As the summer’s festival torrent gets ready to descend upon Edinburgh, the Royal Lyceum Theatre announces it’s 2013/2014, post fringe season. Of the seven plays being performed, four will be world premieres and among this quartet, the play that will probably garner the most media interest is Dark Road. Opening in September, this is first theatrical output from crime novelist Ian Rankin, created in partnership with the Lyceum’s Mark Thomson, who is also directing. While the project will involve Lothian and Borders Police, Scotland’s favourite curmudgeon detective will not be appearing. Instead the story will centre on Edinburgh’s first female Chief Constable, Isobel McArthur, played by Maureen Beattie.

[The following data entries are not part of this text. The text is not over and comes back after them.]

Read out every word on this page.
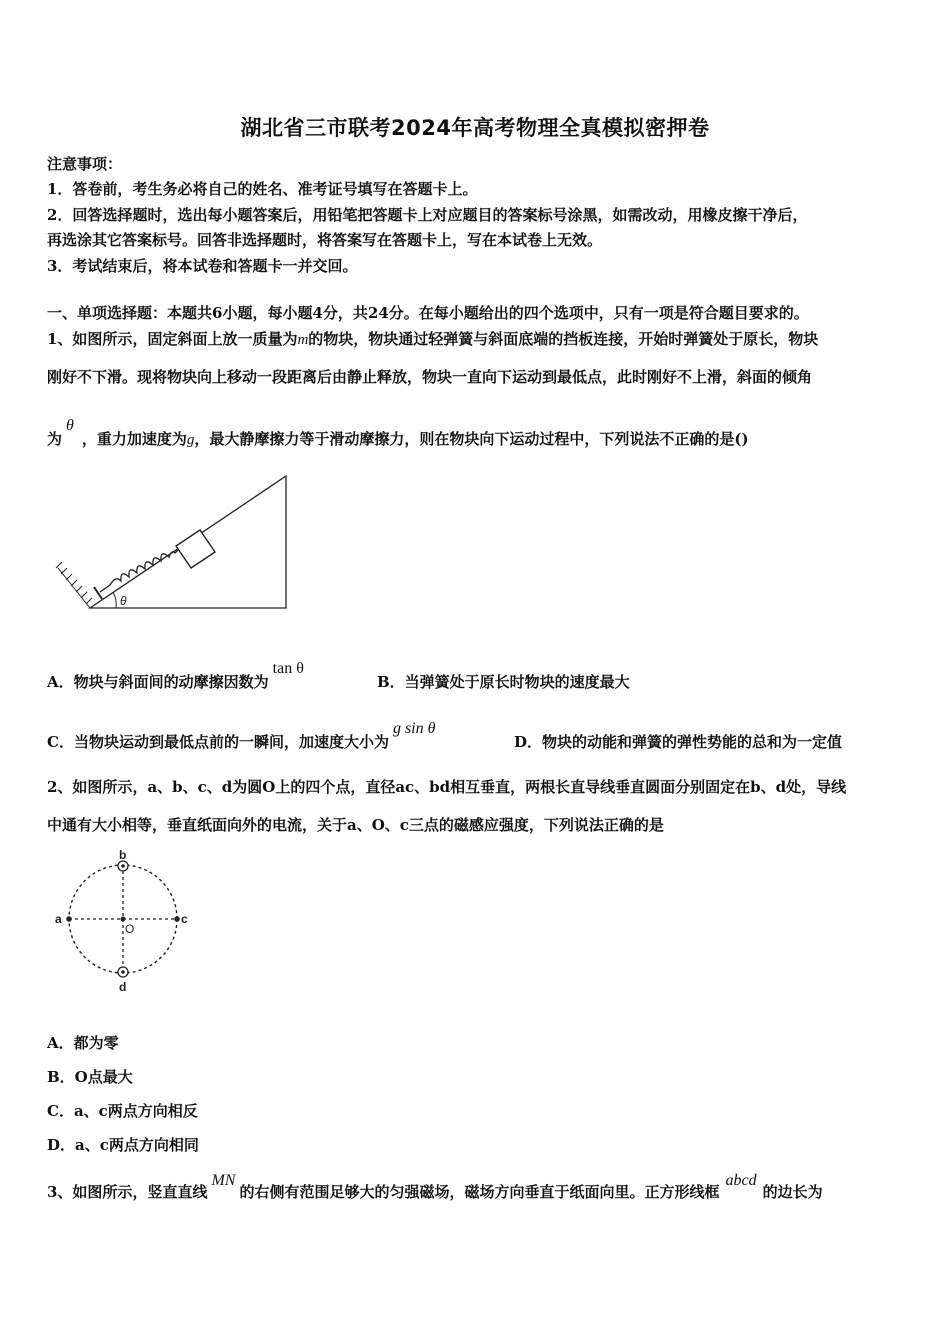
湖北省三市联考2024年高考物理全真模拟密押卷
注意事项：
1．答卷前，考生务必将自己的姓名、准考证号填写在答题卡上。
2．回答选择题时，选出每小题答案后，用铅笔把答题卡上对应题目的答案标号涂黑，如需改动，用橡皮擦干净后，
再选涂其它答案标号。回答非选择题时，将答案写在答题卡上，写在本试卷上无效。
3．考试结束后，将本试卷和答题卡一并交回。
一、单项选择题：本题共6小题，每小题4分，共24分。在每小题给出的四个选项中，只有一项是符合题目要求的。
1、如图所示，固定斜面上放一质量为m的物块，物块通过轻弹簧与斜面底端的挡板连接，开始时弹簧处于原长，物块
刚好不下滑。现将物块向上移动一段距离后由静止释放，物块一直向下运动到最低点，此时刚好不上滑，斜面的倾角
为θ，重力加速度为g，最大静摩擦力等于滑动摩擦力，则在物块向下运动过程中，下列说法不正确的是()
θ
A．物块与斜面间的动摩擦因数为tan θ
B．当弹簧处于原长时物块的速度最大
C．当物块运动到最低点前的一瞬间，加速度大小为g sin θ
D．物块的动能和弹簧的弹性势能的总和为一定值
2、如图所示，a、b、c、d为圆O上的四个点，直径ac、bd相互垂直，两根长直导线垂直圆面分别固定在b、d处，导线
中通有大小相等，垂直纸面向外的电流，关于a、O、c三点的磁感应强度，下列说法正确的是
a
b
c
d
O
A．都为零
B．O点最大
C．a、c两点方向相反
D．a、c两点方向相同
3、如图所示，竖直直线MN的右侧有范围足够大的匀强磁场，磁场方向垂直于纸面向里。正方形线框abcd的边长为
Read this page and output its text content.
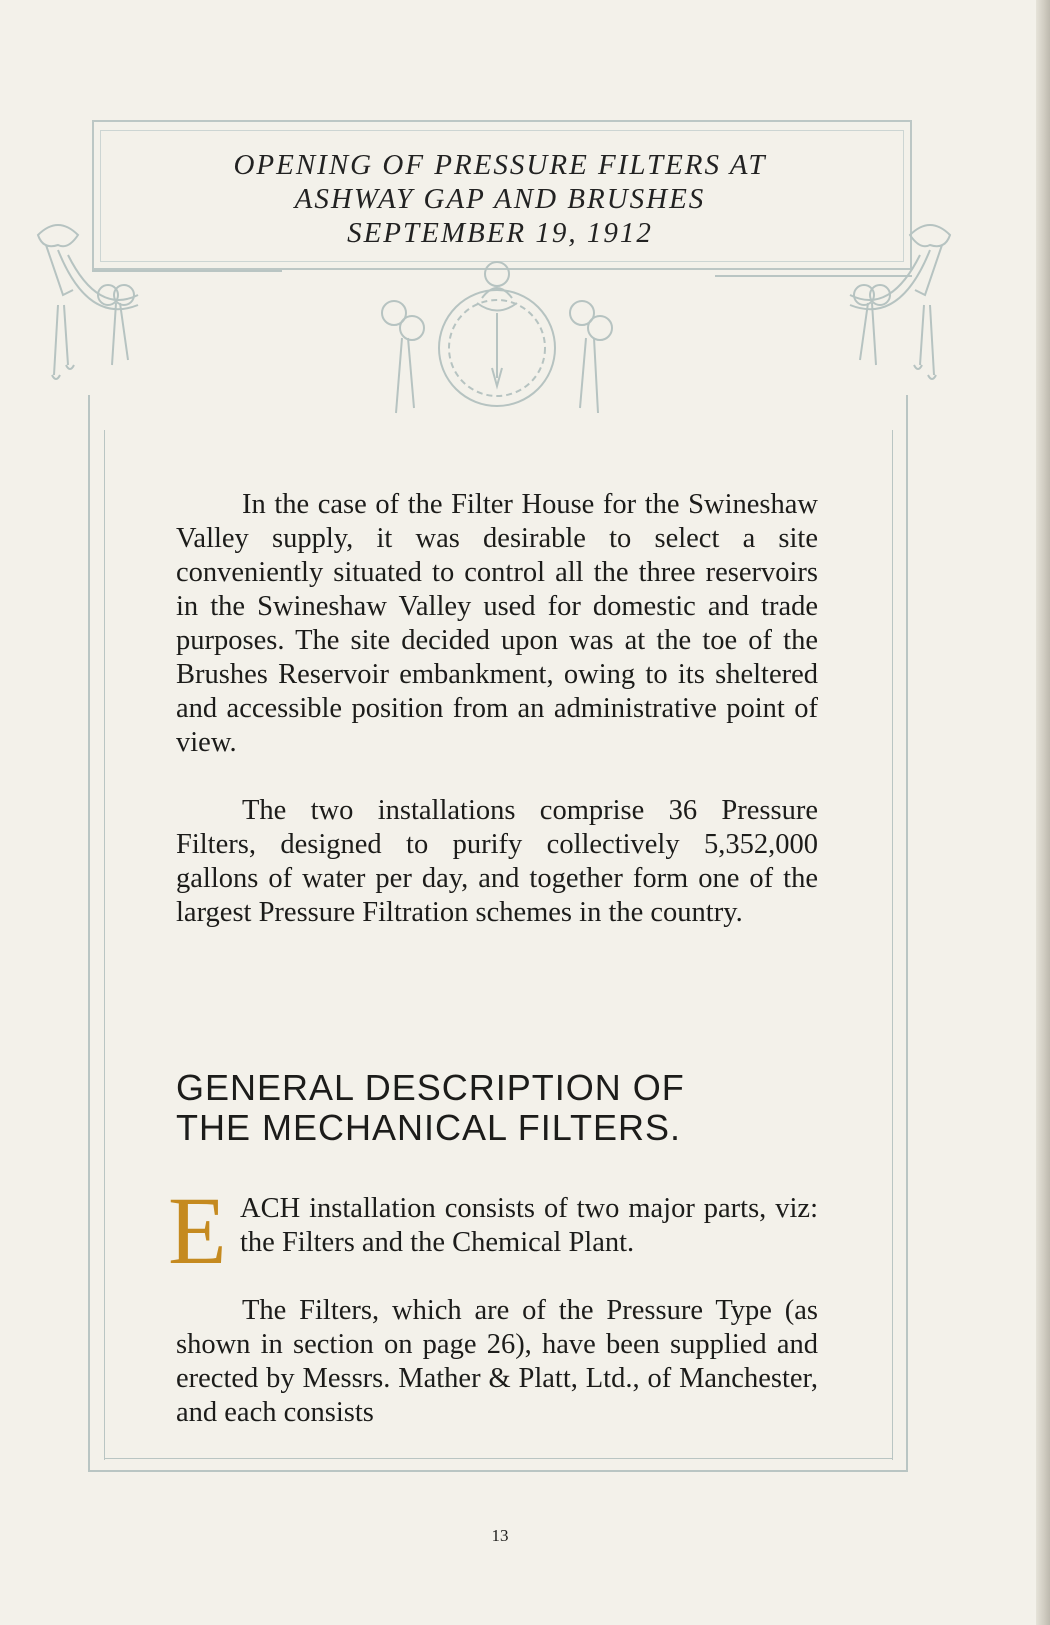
OPENING OF PRESSURE FILTERS AT
ASHWAY GAP AND BRUSHES
SEPTEMBER 19, 1912

In the case of the Filter House for the Swineshaw Valley supply, it was desirable to select a site conveniently situated to control all the three reservoirs in the Swineshaw Valley used for domestic and trade purposes. The site decided upon was at the toe of the Brushes Reservoir embankment, owing to its sheltered and accessible position from an administrative point of view.

The two installations comprise 36 Pressure Filters, designed to purify collectively 5,352,000 gallons of water per day, and together form one of the largest Pressure Filtration schemes in the country.

GENERAL DESCRIPTION OF
THE MECHANICAL FILTERS.
E ACH installation consists of two major parts, viz: the Filters and the Chemical Plant.

The Filters, which are of the Pressure Type (as shown in section on page 26), have been supplied and erected by Messrs. Mather & Platt, Ltd., of Manchester, and each consists

13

Next to show, and keeping with the theme of lawlessness, is a new version of Fyodor Dostoyevsky’s Crime and Punishment penned by Chris Hannan. The piece will be directed by Dominic Hill of Glasgow’s Citizen’s Theatre where the play will open before transferring to the Liverpool Everyman Playhouse and continuing onto the Lyceum in October. Closing 2013 is Charles Dickens’ A Christmas Carol. The Christmas Show has been adapted Neil Duffield and is to be directed by Andrew Panton, Associate Head of Performance, Musical Theatre at The Royal Conservatoire of Scotland.
Eugene O’Neill’s sombre family drama A Long Day’s Journey into Night begins the New Year, in a version directed by Tony Cownie. In February Martin Duncan will direct Private Lives, Noël Coward’s 1930’s comedy of manners about a divorced couple who accidently meet on their honeymoon. The next play, especially pertinent in a year holding a referendum for independence, is The Union a new work by Tim Barrow involving the 1707 Acts of Union and directed by Mark Thomson. The final show of the period is Pressure by David Haig and directed by John Dove. The narrative looks at Sir James Martin Stagg, the Scottish meteorologist in charge of analysing the weather conditions for the D-Day landings.